Oui, la provocation constituée par le caricatural rapprochement forcé de deux personnalités de papes aussi antithétiques que Pie IX et Jean XXIII n´est qu´une séquelle d´une procédure inconnue des treize – sinon seize – premiers siècles de l´Eglise. En tout cas, foi d´historien de l´Eglise, ni l´apôtre Pierre ni aucun des premiers Pères ou de leurs successeurs du Moyen Age n´ont été « canonisés », au sens actuel du terme, par un Vatican s´arrogeant des pouvoirs divins.
Mais du même coup, aujourd´hui, en vertu du centralisme non démocratique du Vatican, nous voici désormais censés rendre grâce à un drôle de « béat » apparemment tout neuf, mais qui de fait nous avait déjà légué de son XIXe siècle un fort lourd paquet cadeau : pêle-mêle le concile Vatican I, l´infaillibilité pontificale, l´Immaculée Conception, tous objets inséparables d´une doctrine radicalement opposée à la liberté de conscience et à l´ouverture au monde, une doctrine résumée dans le consternant Syllabus (1864) et l´encyclique Quanta cura qui complète le tout, préfigurant parfaitement le Dominus Jesus de Joseph Ratzinger.
D´où le diabolique tour de passe-passe jonglant entre la tradition vénérable et la régression un peu plus que séculaire.
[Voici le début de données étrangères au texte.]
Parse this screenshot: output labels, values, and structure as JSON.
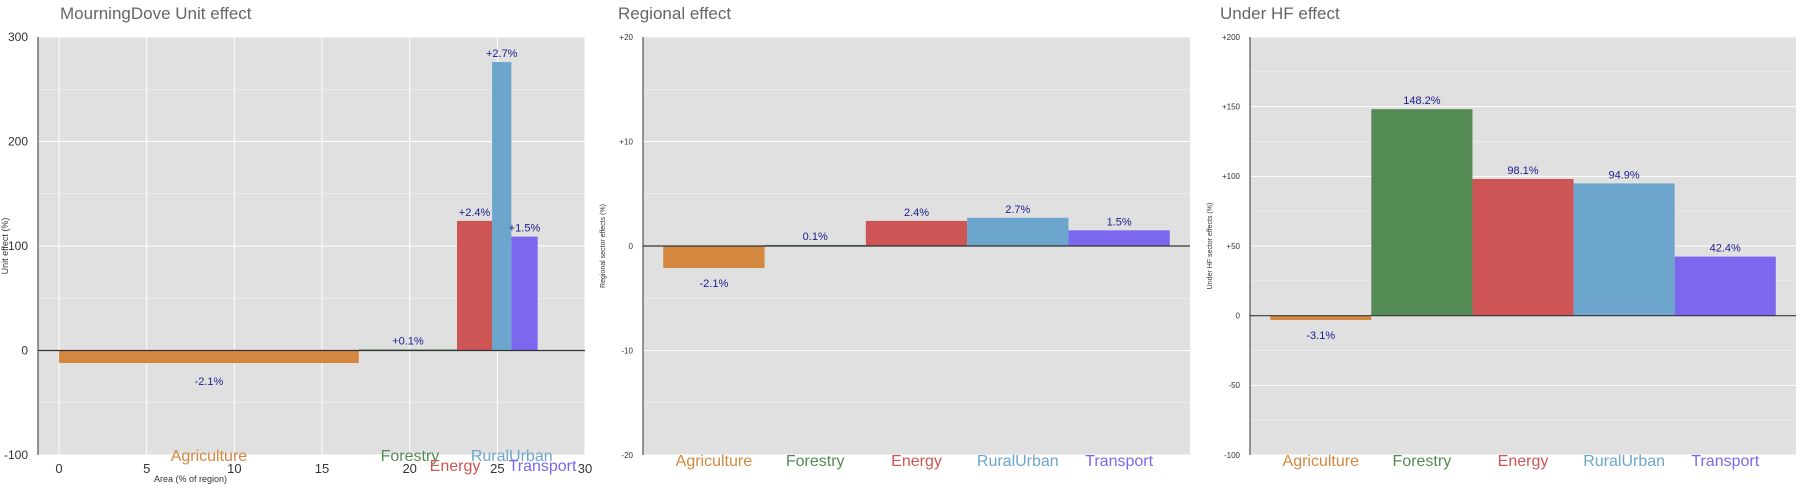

Puisque la tenace vox populi était loin d´être défavorable à la promotion posthume de Jean XXIII, le calcul bureaucratique romain a bel et bien été d´aller chercher au bon moment Pie IX : cela pour contrebalancer autant que possible l´initiative de celui qui, en provoquant l´aggiornamento de Vatican II, a au moins permis d´envisager une voie collégiale de sortir de l´idéologie de Vatican I, laquelle a décidément fait plus que son temps.
Car même si Rome continue à s´adresser au monde entier en prétendant, au nom de Dieu, légiférer en toutes matières, comment un homme aussi renseigné que Ratzinger peut-il feindre d´ignorer que, sauf à conforter les positions des intégristes, toutes ces prétentions à un absolu obligatoire et catégorique sont vouées à la plus complète inefficacité ? Ce que prétendrait imposer l´immuable Curie romaine plus encore que le pape polonais itinérant, le monde actuel s´en passe et/ou s´en moque, à commencer par la majorité de ceux que, sans bien savoir, la plupart des médias persistent à désigner sous le nom de « catholiques ».
Or, c´en est fini d´imaginer pouvoir subordonner à un unique magistère central et vertical les interprétations autorisées d´un corpus comme celui de la Bible, qui est désormais très normalement étudié et pratiqué très largement au-delà des limites des Eglises, quelles qu´elles soient.
Tout comme il est parfaitement illusoire de prétendre circonscrire les droits inaliénables des citoyens du monde entier en fonction des options propres à une Eglise qui, de surcroît, ne s´en défend pas moins de s´immiscer dans quelque politique que ce soit.
Tout comme il est hors de sens de continuer à prétendre conformer les pratiques de l´amour humain aux règles édictées pour d´autres qu´eux par des célibataires.
Laissons donc là, enfermés dans leur insubmersible bouteille vaticane, les messages séculairement dépassés du type de celui que Ratzinger aurait aimé refiler à d´introuvables « catholiques modèles » en essayant désespérément de leur donner un complexe de supériorité par rapport à leurs frères protestants.
Accueillons au contraire les tentatives qui peuvent aider les chrétiens à éviter le ghetto qui peut toujours les menacer. Rien qu´en ce mois d´octobre, deux colloques nous ont donné l´exemple. D´une part, la célébration du cinquantenaire de la mort d´Emmanuel Mounier dont « l´affrontement chrétien » est plus que jamais d´actualité. D´autre part, prometteur d´une laïcité ouverte adaptée au XXIe siècle, un colloque œcuménique de Droits et Libertés dans les Eglises sur « Pour nos Eglises demain. Un statut d´association ».
Halte donc à tout nouveau Syllabus. Rien ne saurait obliger les chrétiens dignes de ce nom à « croire » en une doctrine sacrifiant de fait la foi en Jésus-Christ à une manière d´intégrisme ennemi de l´Eglise des libres enfants de Dieu.